Eastern Europe Basks in a Recovery Fuelled by Oil

Eastern Europe Basks in a Recovery Fuelled by Oil

Sandwiched between a stuttering eurozone and a recession-ridden Russia and Ukraine, and with the troubled Turkey and Greece to their south, eastern Europe’s economies might not seem, in a literal sense, to be in a good place.

Yet “they are having the time of their lives”, says Marcus Svedberg, chief economist at East Capital, an emerging markets-focused fund house with €2.6bn under management.

“Some of these economies are growing at 4 per cent year-on-year, and others at 3 per cent, and there is no inflation,” adds Mr Svedberg, who says he cannot remember such an advantageous mix in 15 years of covering the region.

“There is good domestic demand, public investment is good and external demand is picking up. It’s broad-based growth as well, there are no major imbalances,” he adds, suggesting this latter point may prove important if and when the US Federal Reserve starts raising interest rates.

Liza Ermolenko, emerging markets economist at Capital Economics, even goes so far as to unleash the phrase “healthy public finances” when referring to the Czech Republic, an expression that has almost disappeared from public discourse anywhere else.

The research house predicts economic growth will double to 4 per cent in the Czech Republic this year, as well as rising from 2.7 per cent to 4 per cent in Romania, from 3.3 per cent to 3.5 per cent in Poland and from 2.4 per cent to 3 per cent in Slovakia.

East Capital’s Mr Svedberg expects the quartet to be the four fastest growing economies in the EU.

Analysts point to a confluence of tailwinds that have converged on the region.

“They are basically leveraging off the rebound in European growth, helped by domestic demand and domestic policy choices,” says Peter Attard Montalto, emerging market economist at Nomura.

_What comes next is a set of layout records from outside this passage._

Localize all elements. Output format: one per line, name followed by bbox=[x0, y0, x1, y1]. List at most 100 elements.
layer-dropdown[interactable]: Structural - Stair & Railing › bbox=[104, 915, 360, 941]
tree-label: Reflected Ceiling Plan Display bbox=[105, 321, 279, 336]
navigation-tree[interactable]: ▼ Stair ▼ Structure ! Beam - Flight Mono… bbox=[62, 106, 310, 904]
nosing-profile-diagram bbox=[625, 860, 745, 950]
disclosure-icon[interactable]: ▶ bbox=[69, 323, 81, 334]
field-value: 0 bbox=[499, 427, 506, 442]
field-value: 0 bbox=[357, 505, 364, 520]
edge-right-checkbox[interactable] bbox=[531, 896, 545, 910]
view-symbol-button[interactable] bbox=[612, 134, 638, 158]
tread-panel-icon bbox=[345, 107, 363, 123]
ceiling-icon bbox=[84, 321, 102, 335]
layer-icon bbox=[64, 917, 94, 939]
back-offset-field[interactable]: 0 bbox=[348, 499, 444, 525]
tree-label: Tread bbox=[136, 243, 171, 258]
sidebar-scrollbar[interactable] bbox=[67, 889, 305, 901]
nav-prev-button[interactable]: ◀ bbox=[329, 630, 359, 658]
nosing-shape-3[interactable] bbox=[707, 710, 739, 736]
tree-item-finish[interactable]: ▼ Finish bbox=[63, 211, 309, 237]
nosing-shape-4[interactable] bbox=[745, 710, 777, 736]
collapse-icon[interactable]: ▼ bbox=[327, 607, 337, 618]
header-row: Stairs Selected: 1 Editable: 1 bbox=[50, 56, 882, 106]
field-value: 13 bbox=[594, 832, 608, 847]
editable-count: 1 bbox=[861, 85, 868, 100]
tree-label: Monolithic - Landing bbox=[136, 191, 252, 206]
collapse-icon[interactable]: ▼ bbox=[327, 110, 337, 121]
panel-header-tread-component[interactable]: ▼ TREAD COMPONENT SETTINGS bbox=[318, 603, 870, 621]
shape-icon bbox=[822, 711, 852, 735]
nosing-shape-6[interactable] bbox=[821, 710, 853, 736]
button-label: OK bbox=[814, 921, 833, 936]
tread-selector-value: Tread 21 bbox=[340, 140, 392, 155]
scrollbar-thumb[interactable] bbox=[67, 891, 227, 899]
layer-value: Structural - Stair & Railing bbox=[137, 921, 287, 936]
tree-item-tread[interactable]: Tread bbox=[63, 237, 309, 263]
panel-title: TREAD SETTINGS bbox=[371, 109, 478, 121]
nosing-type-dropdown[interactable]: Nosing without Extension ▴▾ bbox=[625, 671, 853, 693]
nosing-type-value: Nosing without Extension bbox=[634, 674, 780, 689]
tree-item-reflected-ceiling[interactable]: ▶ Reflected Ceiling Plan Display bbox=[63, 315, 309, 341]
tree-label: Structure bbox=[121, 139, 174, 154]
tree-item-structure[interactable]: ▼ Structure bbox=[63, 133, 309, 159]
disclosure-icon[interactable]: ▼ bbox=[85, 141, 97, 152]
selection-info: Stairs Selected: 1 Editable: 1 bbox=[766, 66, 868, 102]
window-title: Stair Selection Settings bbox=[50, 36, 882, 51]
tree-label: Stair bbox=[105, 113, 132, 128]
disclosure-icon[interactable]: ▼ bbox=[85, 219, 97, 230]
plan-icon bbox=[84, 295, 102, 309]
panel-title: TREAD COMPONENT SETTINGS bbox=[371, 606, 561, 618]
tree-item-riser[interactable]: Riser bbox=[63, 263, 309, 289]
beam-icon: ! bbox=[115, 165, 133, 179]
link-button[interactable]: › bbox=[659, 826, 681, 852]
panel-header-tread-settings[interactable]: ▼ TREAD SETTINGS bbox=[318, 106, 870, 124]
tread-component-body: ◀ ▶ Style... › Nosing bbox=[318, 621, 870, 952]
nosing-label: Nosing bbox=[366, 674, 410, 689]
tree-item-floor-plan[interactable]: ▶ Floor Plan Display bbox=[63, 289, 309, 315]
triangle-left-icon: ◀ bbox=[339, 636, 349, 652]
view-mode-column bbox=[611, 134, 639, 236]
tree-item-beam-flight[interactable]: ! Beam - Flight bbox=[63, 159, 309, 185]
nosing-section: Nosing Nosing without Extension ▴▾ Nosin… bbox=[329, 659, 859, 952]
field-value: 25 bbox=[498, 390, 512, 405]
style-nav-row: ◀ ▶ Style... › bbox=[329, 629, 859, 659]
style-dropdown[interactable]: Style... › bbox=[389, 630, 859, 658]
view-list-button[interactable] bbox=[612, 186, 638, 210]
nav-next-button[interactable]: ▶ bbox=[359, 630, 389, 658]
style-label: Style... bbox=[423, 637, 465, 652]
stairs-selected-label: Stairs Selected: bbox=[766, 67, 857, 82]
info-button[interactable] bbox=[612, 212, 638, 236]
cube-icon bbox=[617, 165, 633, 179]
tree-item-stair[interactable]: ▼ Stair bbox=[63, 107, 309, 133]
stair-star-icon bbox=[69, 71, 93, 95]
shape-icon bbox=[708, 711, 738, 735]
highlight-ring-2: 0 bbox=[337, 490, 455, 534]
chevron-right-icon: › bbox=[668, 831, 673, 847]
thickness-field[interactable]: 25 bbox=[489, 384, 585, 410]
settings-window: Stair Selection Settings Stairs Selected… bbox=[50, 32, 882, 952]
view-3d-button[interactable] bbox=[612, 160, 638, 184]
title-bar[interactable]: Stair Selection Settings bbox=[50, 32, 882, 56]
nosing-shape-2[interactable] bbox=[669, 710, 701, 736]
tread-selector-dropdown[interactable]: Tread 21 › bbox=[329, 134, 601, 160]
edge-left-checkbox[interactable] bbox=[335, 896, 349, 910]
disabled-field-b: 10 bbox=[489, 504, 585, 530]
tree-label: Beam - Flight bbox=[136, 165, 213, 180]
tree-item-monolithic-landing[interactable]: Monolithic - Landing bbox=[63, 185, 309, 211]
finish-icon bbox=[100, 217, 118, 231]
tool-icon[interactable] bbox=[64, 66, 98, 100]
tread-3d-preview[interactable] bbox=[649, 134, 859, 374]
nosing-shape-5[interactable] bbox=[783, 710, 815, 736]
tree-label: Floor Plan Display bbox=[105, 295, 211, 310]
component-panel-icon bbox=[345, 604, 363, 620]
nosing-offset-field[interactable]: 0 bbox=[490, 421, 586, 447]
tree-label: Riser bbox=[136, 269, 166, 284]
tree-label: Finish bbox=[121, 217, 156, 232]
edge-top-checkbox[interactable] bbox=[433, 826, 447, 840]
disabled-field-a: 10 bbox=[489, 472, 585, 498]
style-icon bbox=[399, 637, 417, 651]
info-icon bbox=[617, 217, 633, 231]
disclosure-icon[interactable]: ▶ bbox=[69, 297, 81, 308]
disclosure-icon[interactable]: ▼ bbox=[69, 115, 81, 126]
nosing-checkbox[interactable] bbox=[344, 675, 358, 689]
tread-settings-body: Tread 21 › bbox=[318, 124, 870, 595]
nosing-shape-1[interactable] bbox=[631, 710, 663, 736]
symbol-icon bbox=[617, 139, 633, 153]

While the dead hand of the eurozone may have weighed on eastern Europe in recent years, the recent modest recovery in the 19-nation bloc has been strong enough to lift external demand.

Ms Ermolenko says Poland is likely to see a “steady if unspectacular” rise in exports to Germany, its largest trading partner, while the same factor should allow Slovakia to reverse the slump in its exports witnessed in the second half of 2014.

Mr Svedberg says the region has also benefited from spillover from the European Central Bank’s quantitative easing programme, which he believes has helped push down market interest rates in countries bordering the eurozone, while Slovakia, a member of the eurozone, has benefited directly.

Mr Attard Montalto also sees rising infrastructure and private equity investment flows from the EU.

However, it may be that rising domestic demand is providing a greater boost to core eastern European economies. This is turn has been driven by lower global oil prices.

Analysis by Capital Economics suggests Poland, the Czech Republic and Slovakia all

enjoyed year-on-year falls in fuel prices of about 15 per cent in the first quarter of 2015 (see chart).

These falls are larger than those seen in many other emerging countries. Indeed fuel prices have actually risen in the past year in the likes of Brazil and Mexico, where energy prices are heavily regulated; Indonesia, which has recently abolished subsidies; and Russia, where the slump in the rouble has outweighed the fall in oil prices in dollar terms.

Moreover, spending on fuel accounts for an unusually large share of overall spending in the eastern European trio, at least if the relatively high weighting of fuel in their consumer price inflation baskets (14-19 per cent) is a useful proxy. This means the fall in fuel prices matters more.

And eastern Europeans appear to be spending their windfalls. In the first quarter of 2015, household consumption in the region rose at its fastest pace since 2008 (see chart).

Capital Economics is pencilling in an acceleration in private consumption growth for this year as a whole with, for instance, growth doubling from 1.7 per cent to 3.5 per cent in the Czech Republic.

The oil-induced fall in inflation, which is likely to be well below 1 per cent in the Czech Republic and Romania this year and negative in Poland and Slovakia, has also given the quartet’s central banks ample room to cut interest rates, although Mr Svedberg believes this process is “getting towards the end”.

A potential Greek default and/or the country’s exit from the eurozone is seen as one of the principle risks to the region, although the consequences would be likely to reverberate much further afield.

Among more endogenous threats, Capital Economics points to the possibility of a victory for Poland’s socially conservative, nationalist and eurosceptic Law and Justice party in October’s parliamentary elections as something that could “take the shine” off the country’s longer-term growth prospects.

Mr Svedberg is less convinced, arguing that whoever is in power in Poland, their policies tend to be similar.

As for the Czech Republic, Capital Economies fears the “thorny issue” of potential euro entry could divide the ruling coalition, undermining progress.

Mr Svedberg’s greater concern is that the quartet are not using the breathing space provided by the benign economic backdrop to push through labour market reforms or raise investment in technology and research and development.

“They really have to invest and this is the right time to do it. But I’m not really seeing that”, he says.